| From: | Melanie Plageman <melanieplageman(at)gmail(dot)com> |
|---|---|
| To: | Chao Li <li(dot)evan(dot)chao(at)gmail(dot)com> |
| Cc: | Xuneng Zhou <xunengzhou(at)gmail(dot)com>, Andres Freund <andres(at)anarazel(dot)de>, Kirill Reshke <reshkekirill(at)gmail(dot)com>, Robert Haas <robertmhaas(at)gmail(dot)com>, Andrey Borodin <x4mmm(at)yandex-team(dot)ru>, PostgreSQL Hackers <pgsql-hackers(at)lists(dot)postgresql(dot)org>, Heikki Linnakangas <hlinnaka(at)iki(dot)fi> |
| Subject: | Re: eliminate xl_heap_visible to reduce WAL (and eventually set VM on-access) |
| Date: | 2025-12-22 17:57:16 |
| Message-ID: | CAAKRu_ZCjHoRPfQ8AbMrFY8TOMCPAvZ0_m9SX7yg0edfTk45-g@mail.gmail.com |
| Views: | Whole Thread | Raw Message | Download mbox | Resend email |
| Thread: | |
| Lists: | pgsql-hackers |
On Mon, Dec 22, 2025 at 2:20 AM Chao Li <li(dot)evan(dot)chao(at)gmail(dot)com> wrote:
>
> A few more comments on v29:
Thanks for the continued review! I've attached v30.

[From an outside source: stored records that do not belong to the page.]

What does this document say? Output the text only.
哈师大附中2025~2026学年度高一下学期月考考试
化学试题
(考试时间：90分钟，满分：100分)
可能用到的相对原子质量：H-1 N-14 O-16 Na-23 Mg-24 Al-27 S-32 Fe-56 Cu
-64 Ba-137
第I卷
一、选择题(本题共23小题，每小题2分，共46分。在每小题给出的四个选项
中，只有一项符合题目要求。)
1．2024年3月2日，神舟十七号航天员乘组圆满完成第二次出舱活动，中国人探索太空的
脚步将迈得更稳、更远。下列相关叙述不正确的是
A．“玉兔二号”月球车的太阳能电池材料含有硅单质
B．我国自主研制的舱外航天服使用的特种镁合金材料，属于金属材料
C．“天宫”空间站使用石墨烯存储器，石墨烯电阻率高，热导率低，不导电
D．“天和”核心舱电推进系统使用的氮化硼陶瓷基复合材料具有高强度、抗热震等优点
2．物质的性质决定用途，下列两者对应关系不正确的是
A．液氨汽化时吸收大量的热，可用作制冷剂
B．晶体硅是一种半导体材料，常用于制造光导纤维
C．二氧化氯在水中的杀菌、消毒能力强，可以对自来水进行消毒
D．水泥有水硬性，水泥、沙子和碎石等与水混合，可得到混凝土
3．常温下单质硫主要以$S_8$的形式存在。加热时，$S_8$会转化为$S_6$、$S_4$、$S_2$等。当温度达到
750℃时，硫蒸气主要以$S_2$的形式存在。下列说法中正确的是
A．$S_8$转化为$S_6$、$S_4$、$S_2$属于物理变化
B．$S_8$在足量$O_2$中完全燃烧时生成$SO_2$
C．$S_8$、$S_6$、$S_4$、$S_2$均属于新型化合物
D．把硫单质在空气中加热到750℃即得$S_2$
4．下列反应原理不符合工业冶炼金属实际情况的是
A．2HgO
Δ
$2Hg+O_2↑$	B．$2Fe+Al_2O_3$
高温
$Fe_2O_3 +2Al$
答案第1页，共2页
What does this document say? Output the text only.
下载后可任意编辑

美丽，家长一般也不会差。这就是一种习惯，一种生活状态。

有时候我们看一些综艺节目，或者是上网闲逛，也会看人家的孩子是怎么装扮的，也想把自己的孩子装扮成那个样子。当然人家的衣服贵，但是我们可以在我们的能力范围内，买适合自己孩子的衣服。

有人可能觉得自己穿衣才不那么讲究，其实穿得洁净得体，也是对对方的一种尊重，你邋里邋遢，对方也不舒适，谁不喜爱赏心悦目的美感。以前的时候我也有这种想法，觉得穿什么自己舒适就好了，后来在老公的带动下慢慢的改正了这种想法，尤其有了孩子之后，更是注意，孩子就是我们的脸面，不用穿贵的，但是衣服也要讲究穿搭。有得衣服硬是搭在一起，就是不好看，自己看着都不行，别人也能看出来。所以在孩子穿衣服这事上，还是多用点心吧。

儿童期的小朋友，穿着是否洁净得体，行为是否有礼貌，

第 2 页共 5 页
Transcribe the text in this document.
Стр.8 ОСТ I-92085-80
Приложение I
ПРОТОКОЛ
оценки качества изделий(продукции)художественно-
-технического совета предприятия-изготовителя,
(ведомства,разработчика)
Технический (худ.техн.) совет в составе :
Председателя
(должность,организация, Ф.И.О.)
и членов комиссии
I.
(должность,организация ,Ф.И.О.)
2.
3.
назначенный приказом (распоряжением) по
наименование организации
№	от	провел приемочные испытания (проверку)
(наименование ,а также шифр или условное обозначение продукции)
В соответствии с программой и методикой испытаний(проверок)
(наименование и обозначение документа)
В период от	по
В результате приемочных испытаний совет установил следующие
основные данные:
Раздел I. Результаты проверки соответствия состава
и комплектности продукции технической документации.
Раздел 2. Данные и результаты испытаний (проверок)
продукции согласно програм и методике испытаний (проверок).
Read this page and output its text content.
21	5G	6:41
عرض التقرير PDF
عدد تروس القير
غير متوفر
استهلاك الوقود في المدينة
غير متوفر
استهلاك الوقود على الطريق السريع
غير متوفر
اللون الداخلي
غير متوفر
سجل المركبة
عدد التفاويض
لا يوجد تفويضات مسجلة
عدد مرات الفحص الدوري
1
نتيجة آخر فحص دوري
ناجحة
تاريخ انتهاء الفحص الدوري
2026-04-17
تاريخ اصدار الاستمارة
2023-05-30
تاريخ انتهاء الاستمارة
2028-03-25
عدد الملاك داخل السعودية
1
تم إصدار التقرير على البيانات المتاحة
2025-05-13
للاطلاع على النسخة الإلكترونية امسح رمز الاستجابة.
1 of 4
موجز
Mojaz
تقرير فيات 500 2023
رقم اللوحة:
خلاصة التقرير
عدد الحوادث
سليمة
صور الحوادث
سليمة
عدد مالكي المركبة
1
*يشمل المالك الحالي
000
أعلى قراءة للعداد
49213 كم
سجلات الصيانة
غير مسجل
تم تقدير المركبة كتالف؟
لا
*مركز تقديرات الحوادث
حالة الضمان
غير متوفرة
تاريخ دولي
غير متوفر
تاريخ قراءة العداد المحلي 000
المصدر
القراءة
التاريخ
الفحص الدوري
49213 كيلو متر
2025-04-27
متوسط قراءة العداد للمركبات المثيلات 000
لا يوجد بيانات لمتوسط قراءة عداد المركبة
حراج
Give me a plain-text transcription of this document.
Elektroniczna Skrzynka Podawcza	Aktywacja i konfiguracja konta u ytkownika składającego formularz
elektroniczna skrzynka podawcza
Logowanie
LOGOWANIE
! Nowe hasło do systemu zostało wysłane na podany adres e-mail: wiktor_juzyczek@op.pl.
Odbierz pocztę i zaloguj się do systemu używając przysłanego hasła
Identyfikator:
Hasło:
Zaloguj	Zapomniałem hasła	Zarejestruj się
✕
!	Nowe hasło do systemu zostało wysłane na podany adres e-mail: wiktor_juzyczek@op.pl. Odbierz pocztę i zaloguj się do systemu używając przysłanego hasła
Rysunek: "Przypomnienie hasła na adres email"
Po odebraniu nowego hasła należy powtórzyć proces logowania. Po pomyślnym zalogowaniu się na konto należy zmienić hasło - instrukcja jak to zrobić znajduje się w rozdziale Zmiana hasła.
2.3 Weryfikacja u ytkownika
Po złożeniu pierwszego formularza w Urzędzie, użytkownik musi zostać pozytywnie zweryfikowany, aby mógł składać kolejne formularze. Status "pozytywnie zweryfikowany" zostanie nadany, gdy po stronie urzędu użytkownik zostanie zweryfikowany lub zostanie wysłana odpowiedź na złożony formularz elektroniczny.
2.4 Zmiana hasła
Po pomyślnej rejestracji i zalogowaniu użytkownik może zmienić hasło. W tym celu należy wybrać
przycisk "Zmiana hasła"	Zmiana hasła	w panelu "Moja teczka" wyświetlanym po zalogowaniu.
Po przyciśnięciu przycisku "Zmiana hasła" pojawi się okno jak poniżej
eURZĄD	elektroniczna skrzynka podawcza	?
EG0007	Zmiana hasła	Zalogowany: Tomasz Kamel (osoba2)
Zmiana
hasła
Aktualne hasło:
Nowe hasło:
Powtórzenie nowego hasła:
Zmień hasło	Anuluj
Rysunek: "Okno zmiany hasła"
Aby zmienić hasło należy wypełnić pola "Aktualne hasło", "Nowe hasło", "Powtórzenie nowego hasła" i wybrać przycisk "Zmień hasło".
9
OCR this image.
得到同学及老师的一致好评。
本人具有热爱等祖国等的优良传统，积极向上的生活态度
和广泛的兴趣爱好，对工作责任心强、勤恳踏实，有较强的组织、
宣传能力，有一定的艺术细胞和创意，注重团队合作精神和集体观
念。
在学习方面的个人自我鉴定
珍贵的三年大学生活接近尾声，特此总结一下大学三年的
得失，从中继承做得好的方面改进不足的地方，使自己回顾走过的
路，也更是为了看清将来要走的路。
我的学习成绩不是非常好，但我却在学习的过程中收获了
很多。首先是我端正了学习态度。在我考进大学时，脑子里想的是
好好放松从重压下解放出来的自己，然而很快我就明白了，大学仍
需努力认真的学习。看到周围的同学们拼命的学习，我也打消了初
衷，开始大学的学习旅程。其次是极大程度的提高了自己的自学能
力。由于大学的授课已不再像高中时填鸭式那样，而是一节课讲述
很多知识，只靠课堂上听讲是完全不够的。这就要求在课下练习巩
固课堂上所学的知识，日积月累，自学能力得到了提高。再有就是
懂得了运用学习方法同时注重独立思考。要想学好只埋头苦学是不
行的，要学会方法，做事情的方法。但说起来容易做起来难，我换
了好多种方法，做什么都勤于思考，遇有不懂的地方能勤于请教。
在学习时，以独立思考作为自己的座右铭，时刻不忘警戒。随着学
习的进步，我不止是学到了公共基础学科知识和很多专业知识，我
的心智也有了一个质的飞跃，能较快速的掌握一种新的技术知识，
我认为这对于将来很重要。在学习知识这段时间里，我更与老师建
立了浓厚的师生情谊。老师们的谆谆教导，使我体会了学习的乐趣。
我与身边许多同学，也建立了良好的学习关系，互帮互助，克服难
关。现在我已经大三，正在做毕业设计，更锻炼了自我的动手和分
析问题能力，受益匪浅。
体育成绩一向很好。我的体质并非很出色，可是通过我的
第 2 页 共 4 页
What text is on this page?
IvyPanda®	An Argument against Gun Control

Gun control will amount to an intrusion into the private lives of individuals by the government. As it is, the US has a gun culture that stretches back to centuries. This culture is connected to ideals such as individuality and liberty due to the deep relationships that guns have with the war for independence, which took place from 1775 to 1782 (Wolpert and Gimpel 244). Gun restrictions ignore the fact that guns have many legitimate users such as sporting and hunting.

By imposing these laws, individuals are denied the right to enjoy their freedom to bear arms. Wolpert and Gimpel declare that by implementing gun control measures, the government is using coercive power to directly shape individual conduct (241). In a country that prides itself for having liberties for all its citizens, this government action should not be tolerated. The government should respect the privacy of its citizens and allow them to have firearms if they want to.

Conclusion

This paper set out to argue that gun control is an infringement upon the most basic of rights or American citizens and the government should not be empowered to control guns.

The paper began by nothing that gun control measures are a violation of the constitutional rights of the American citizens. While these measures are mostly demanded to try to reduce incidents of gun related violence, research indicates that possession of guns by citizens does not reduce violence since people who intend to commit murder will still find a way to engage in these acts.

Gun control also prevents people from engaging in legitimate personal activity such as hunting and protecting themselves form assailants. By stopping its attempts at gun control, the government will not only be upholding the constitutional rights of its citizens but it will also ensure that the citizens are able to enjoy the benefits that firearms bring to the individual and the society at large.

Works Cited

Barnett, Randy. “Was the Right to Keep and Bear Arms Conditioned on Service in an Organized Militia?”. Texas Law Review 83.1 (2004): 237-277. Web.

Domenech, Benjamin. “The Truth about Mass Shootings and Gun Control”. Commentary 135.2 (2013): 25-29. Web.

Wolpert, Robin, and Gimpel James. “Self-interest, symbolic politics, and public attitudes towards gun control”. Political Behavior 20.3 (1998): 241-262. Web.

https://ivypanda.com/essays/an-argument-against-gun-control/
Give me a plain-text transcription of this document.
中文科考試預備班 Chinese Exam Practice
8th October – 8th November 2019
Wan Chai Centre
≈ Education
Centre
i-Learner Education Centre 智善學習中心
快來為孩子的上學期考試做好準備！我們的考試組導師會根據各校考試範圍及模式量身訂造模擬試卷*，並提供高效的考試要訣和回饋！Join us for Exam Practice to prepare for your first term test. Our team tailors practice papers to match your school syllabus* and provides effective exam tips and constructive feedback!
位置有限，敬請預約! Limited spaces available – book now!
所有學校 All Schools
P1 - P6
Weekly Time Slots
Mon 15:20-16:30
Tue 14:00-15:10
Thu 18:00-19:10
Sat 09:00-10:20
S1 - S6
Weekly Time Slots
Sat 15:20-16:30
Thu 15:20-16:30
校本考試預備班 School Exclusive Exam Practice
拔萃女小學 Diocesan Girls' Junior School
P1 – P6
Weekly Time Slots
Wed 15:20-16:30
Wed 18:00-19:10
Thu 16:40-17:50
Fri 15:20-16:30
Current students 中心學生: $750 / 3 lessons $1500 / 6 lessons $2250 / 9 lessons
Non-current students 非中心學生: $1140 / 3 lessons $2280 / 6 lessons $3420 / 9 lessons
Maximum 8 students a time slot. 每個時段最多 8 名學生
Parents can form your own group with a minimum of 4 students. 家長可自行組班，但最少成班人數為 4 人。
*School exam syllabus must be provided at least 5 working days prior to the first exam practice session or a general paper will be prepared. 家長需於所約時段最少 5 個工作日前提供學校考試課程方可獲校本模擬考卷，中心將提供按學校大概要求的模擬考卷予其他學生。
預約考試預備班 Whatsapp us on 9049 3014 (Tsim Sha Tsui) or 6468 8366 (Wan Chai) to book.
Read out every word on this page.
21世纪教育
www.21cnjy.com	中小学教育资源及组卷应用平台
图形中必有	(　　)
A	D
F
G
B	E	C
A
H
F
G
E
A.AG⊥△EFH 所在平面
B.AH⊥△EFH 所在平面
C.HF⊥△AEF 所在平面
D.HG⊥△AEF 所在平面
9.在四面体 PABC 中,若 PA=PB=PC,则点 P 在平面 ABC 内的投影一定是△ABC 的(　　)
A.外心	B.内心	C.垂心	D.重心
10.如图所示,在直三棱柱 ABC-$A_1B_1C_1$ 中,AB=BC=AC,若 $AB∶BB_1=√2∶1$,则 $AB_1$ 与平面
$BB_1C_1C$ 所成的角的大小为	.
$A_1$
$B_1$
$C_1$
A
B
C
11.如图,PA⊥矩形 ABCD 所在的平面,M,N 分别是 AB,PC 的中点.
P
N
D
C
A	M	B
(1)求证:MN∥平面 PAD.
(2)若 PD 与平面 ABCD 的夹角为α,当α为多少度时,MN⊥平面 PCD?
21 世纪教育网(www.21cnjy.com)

> 1 - 0002 - Looks like since 0002, visibilitymap_set()’s return value is no longer used, so do we need to update the function and change return type to void? I remember in some patches, to address Coverity alerts, people had to do “(void) function_with_a_return_value()”.
I was torn about whether or not to change the return value. Coverity
doesn't always warn about unused return values. Usually it warns if it
perceives the return value as needed for error checking or if it
thinks not using the return value is incorrect. It may still warn in
this case, but it's not obvious to me which way it would go.
I have changed the function signature as you suggested in v30.
My hesitation is that visibilitymap_set() is in a header file and
could be used by extensions/forks, etc. Adding more information by
changing a return value from void to non-void doesn't have any
negative effect on those potential callers. But taking away a return
value is more likely to affect them in a potentially negative way.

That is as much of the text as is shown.